Questions fréquentes

Puis-je créer un passeport volontairement, avant l'obligation ?

Rien ne l'interdit, et plusieurs éditeurs le proposent. Un passeport créé aujourd'hui ne suit aucun acte délégué, puisqu'aucun n'est adopté : il ne vaudra pas conformité le jour venu, et son format pourra devoir changer.

Un code QR suffit-il ?

Le code QR n'est qu'un support de données. Le texte exige aussi un identifiant constant, un contenu conforme à l'acte délégué, un chargement au registre et une copie de sauvegarde chez un tiers.

Suis-je obligé de passer par un logiciel ?

Le texte n'impose aucun logiciel. Il impose une copie de sauvegarde chez un prestataire extérieur, et les exigences pour être ce prestataire ne sont pas encore fixées.

L'enregistrement au registre prouve-t-il ma conformité ?

Non.
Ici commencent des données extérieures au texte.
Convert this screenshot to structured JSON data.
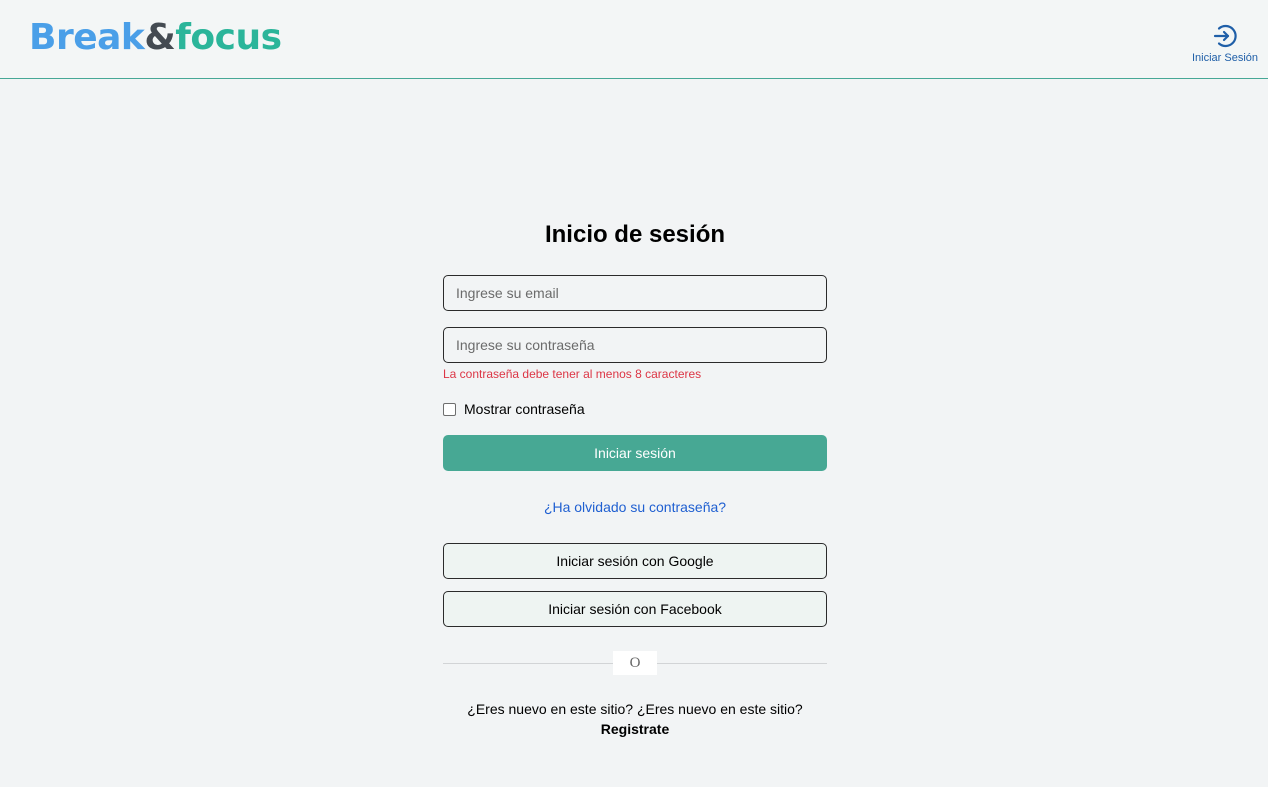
{
  "header": {
    "logo_part1": "Break",
    "logo_part2": "&",
    "logo_part3": "focus",
    "login_icon": "login-arrow-icon",
    "login_label": "Iniciar Sesión"
  },
  "form": {
    "title": "Inicio de sesión",
    "email_placeholder": "Ingrese su email",
    "email_value": "",
    "password_placeholder": "Ingrese su contraseña",
    "password_value": "",
    "password_error": "La contraseña debe tener al menos 8 caracteres",
    "show_password_label": "Mostrar contraseña",
    "show_password_checked": false,
    "submit_label": "Iniciar sesión",
    "forgot_label": "¿Ha olvidado su contraseña?",
    "google_label": "Iniciar sesión con Google",
    "facebook_label": "Iniciar sesión con Facebook",
    "divider_text": "O",
    "new_user_question": "¿Eres nuevo en este sitio? ¿Eres nuevo en este sitio?",
    "register_label": "Registrate"
  },
  "colors": {
    "accent": "#47a894",
    "logo_blue": "#4a9fe8",
    "logo_dark": "#444b52",
    "logo_green": "#2bb59a",
    "error": "#dc3545",
    "link": "#1f5fd1"
  }
}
L'article 13 écrit que la communication de l'identifiant d'enregistrement n'est pas une preuve du respect du règlement.

Sources

  1. Règlement (UE) 2024/1781 (ESPR)
    Union européenne, consultée le 19 août 2026. Cadre d’écoconception et système de passeport numérique de produit. Articles 4, 9 à 13 et annexe III lus dans la version française.
  2. Digital Product Passport, page principale
    Commission européenne, consultée le 19 août 2026. Calendrier indicatif des actes délégués, catégories couvertes par le registre.
  3. The Digital Product Passport Registry is now live
    Commission européenne, consultée le 14 août 2026. Annonce de mise en service du registre, 20 juillet 2026.
  4. Règlement d'exécution (UE) 2026/1778
    Union européenne, consultée le 14 août 2026. Modalités du registre DPP : composants, accès, dépôt sémantique.
  5. DPP Registry User Guide for Economic Operators, v1.01
    Commission européenne, direction générale du marché intérieur, consultée le 19 août 2026. Guide officiel du registre, publié le 28 juillet 2026, lu en entier. Décrit l'inscription d'une organisation, la déclaration à sceller, l'enregistrement d'un passeport et ses erreurs. Il indique que l'enregistrement d'un passeport de batterie n'est pas possible aujourd'hui, le catalogue sémantique de cette famille de produits n'étant pas défini.